“Find out who brought it, inspector,” he said.

The inspector hurried to the top of the staircase and called to the policeman in charge of the front door. He came back to the drawing-room and said: “It was brought by an ordinary post-office messenger, sir.”

“Where is he?” said M. Formery. “Why did you let him go?”

“Shall I send for him, sir?” said the inspector.

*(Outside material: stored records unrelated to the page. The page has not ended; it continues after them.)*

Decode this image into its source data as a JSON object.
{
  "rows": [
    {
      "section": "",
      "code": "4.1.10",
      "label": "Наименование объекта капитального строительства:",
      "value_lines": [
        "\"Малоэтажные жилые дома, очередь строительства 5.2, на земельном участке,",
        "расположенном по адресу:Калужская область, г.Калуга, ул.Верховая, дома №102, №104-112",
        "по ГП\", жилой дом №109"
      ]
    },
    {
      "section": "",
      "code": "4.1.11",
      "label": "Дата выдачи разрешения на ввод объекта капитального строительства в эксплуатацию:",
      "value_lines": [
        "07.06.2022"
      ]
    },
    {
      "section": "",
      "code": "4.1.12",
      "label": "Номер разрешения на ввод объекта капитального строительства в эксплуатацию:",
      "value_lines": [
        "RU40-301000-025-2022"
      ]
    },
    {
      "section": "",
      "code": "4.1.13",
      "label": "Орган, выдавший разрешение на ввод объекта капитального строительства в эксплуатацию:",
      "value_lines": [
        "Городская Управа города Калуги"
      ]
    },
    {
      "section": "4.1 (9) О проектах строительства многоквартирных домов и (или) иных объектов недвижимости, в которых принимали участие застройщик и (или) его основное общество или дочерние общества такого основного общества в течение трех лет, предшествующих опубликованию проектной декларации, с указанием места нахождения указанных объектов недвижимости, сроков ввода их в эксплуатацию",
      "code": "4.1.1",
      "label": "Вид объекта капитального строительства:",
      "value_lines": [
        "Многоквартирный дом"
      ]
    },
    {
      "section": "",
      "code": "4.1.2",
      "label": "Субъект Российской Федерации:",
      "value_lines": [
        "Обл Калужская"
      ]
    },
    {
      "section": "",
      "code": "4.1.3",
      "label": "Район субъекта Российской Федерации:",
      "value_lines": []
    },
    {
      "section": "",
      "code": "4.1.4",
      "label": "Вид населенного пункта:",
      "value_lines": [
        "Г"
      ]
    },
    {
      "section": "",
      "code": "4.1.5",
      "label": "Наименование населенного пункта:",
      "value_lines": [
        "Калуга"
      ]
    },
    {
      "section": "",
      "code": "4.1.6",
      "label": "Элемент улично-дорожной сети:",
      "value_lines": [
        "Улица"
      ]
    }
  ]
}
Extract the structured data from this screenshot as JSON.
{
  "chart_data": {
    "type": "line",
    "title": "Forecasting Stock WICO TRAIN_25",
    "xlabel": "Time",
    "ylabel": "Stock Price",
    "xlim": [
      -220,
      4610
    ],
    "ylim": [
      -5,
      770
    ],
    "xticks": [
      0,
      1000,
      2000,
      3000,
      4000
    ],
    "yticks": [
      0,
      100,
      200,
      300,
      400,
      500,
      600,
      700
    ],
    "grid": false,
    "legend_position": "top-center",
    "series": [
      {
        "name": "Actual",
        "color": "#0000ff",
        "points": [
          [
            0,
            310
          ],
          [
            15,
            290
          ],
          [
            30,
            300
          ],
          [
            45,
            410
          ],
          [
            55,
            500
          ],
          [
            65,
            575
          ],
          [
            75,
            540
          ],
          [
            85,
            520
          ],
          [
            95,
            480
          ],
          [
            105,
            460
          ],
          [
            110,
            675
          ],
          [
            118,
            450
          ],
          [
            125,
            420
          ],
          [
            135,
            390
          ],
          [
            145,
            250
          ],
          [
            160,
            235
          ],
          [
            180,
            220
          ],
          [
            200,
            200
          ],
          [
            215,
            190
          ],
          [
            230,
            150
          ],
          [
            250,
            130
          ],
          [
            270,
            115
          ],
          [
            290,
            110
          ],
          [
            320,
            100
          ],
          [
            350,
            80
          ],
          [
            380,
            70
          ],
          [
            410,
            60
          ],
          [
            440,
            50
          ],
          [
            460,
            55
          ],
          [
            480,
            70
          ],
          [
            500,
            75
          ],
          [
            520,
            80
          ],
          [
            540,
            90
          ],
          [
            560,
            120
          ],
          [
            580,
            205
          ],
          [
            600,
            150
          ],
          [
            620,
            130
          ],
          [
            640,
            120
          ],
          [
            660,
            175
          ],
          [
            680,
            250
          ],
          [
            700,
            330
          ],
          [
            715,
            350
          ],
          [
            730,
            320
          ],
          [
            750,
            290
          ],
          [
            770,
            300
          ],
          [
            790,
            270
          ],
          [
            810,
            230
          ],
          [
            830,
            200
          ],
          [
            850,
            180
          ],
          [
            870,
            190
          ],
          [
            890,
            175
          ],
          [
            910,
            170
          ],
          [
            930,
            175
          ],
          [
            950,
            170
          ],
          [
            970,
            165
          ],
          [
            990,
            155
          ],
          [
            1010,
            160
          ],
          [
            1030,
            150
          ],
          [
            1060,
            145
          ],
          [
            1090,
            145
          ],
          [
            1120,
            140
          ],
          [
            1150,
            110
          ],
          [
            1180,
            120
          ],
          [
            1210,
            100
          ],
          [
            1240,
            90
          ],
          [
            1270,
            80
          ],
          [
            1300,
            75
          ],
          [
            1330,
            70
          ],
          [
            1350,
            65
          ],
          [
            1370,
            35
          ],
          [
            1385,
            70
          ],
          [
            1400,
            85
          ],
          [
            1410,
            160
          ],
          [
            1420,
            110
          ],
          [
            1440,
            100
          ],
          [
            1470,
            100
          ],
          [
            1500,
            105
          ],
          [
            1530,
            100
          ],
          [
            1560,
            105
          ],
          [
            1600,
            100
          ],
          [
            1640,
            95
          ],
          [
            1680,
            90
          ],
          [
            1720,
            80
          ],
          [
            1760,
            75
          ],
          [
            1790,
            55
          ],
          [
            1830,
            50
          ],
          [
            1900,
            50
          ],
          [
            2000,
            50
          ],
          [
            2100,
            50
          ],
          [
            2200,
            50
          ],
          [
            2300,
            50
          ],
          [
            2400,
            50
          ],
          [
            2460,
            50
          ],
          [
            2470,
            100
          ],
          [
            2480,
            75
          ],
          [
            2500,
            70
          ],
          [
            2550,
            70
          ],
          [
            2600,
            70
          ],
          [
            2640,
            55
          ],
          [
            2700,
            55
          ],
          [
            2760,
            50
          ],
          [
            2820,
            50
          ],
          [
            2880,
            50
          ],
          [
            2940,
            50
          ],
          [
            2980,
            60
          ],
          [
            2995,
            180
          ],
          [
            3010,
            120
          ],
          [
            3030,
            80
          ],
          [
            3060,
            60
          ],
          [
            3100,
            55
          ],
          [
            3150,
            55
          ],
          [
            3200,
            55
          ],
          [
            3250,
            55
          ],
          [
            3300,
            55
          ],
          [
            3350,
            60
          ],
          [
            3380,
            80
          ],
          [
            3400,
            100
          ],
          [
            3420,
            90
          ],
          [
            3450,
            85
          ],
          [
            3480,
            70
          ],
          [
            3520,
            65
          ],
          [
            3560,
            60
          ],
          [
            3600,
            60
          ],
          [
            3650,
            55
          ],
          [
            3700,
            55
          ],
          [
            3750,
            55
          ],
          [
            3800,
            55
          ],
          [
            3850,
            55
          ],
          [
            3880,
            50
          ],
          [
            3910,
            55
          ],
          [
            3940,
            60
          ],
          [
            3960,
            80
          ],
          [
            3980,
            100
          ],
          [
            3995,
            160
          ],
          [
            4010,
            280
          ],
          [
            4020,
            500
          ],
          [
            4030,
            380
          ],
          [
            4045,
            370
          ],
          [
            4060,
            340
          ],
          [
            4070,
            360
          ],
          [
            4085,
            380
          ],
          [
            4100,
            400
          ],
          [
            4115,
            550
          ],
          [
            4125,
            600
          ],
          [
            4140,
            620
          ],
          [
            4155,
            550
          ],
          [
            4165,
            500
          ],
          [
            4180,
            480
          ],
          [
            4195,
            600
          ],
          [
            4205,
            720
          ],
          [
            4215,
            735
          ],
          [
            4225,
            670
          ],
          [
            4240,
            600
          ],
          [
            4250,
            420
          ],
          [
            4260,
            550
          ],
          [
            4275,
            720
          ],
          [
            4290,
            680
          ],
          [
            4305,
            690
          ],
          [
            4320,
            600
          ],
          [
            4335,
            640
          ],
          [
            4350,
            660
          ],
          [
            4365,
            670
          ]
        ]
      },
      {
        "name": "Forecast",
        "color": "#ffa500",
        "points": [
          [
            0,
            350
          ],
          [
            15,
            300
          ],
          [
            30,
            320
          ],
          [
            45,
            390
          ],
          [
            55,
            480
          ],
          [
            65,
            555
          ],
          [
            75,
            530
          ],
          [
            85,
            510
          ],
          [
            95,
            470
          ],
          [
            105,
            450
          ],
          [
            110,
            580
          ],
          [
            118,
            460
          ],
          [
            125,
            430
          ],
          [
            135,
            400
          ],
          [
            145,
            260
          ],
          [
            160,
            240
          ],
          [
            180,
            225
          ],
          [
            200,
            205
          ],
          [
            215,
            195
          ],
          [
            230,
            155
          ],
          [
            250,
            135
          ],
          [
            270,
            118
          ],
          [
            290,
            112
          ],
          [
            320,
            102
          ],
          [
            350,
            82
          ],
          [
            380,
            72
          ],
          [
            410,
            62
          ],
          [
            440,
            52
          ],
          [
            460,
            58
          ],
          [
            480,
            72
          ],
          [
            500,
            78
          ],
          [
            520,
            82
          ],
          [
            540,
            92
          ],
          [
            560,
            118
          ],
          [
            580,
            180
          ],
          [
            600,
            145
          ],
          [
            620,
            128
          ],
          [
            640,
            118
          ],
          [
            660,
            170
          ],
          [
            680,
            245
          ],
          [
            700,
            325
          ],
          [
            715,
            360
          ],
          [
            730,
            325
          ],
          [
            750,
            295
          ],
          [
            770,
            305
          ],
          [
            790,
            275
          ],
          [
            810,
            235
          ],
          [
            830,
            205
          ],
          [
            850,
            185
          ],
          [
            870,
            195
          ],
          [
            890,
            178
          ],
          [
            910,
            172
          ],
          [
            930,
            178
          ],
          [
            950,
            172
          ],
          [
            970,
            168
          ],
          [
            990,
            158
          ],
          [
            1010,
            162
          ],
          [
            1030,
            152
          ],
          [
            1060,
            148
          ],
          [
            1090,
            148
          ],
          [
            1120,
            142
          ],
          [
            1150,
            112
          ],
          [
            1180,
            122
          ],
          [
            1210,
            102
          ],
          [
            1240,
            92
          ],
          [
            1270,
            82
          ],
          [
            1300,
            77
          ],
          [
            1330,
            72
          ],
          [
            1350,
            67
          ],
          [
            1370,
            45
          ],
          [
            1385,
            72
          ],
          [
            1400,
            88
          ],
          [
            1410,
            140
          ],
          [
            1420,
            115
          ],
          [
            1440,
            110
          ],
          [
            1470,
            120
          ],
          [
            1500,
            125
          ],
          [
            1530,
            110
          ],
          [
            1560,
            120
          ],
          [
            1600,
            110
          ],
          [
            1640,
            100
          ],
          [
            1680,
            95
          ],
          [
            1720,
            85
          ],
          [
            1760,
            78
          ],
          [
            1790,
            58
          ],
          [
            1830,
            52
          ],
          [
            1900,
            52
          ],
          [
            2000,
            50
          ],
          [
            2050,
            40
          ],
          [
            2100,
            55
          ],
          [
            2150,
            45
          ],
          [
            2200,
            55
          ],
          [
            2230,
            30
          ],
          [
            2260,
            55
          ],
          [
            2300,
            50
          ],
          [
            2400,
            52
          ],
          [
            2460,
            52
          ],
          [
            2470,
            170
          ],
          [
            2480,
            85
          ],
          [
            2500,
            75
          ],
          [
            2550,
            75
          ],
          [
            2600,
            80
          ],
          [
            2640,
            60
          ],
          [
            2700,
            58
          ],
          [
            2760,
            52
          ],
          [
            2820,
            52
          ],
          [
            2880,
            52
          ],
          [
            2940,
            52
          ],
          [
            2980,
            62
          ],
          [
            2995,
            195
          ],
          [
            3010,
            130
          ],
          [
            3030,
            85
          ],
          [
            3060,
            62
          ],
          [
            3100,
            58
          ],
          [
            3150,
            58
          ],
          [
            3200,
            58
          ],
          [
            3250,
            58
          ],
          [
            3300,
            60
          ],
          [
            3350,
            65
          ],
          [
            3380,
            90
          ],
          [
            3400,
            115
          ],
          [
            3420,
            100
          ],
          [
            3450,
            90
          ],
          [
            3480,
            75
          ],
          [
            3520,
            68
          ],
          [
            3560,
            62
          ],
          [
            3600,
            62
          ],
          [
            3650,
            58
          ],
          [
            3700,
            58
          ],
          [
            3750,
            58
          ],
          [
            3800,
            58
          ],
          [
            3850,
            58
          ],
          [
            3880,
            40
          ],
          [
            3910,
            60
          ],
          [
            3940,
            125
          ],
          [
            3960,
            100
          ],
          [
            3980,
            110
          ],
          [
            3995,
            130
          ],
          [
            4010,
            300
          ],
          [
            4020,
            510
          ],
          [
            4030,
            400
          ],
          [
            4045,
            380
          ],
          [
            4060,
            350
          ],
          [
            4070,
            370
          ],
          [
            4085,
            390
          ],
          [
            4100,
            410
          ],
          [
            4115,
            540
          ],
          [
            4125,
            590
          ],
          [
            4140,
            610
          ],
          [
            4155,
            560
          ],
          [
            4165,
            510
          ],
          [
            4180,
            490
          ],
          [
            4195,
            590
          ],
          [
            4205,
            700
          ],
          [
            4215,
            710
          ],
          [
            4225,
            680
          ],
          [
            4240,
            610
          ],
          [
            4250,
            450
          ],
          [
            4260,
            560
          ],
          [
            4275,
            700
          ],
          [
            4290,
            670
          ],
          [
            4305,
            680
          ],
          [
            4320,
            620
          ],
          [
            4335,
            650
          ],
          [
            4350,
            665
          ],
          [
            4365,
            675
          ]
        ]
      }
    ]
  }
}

“No, no, it doesn’t matter,” said M. Formery; and, turning to M. Gournay-Martin and the Duke, he said, “Now we’re really going to have trouble with Guerchard. He is going to muddle up everything. This telegram will be the last straw. Nothing will persuade him now that this is not Lupin’s work. And just consider, gentlemen: if Lupin had come last night, and if he had really set his heart on the coronet, he would have stolen it then, or at any rate he would have tried to open the safe in M. Gournay-Martin’s bedroom, in which the coronet actually is, or this safe here”—he went to the safe and rapped on the door of it—“in which is the second key.”

“That’s quite clear,” said the inspector.

“If, then, he did not make the attempt last night, when he had a clear field—when the house was empty—he certainly will not make the attempt now when we are warned, when the police are on the spot, and the house is surrounded. The idea is childish, gentlemen”—he leaned against the door of the safe—“absolutely childish, but Guerchard is mad on this point; and I foresee that his madness is going to hamper us in the most idiotic way.”

He suddenly pitched forward into the middle of the room, as the door of the safe opened with a jerk, and Guerchard shot out of it.

“What the devil!” cried M. Formery, gaping at him.

“You’d be surprised how clearly you hear everything in these safes—you’d think they were too thick,” said Guerchard, in his gentle, husky voice.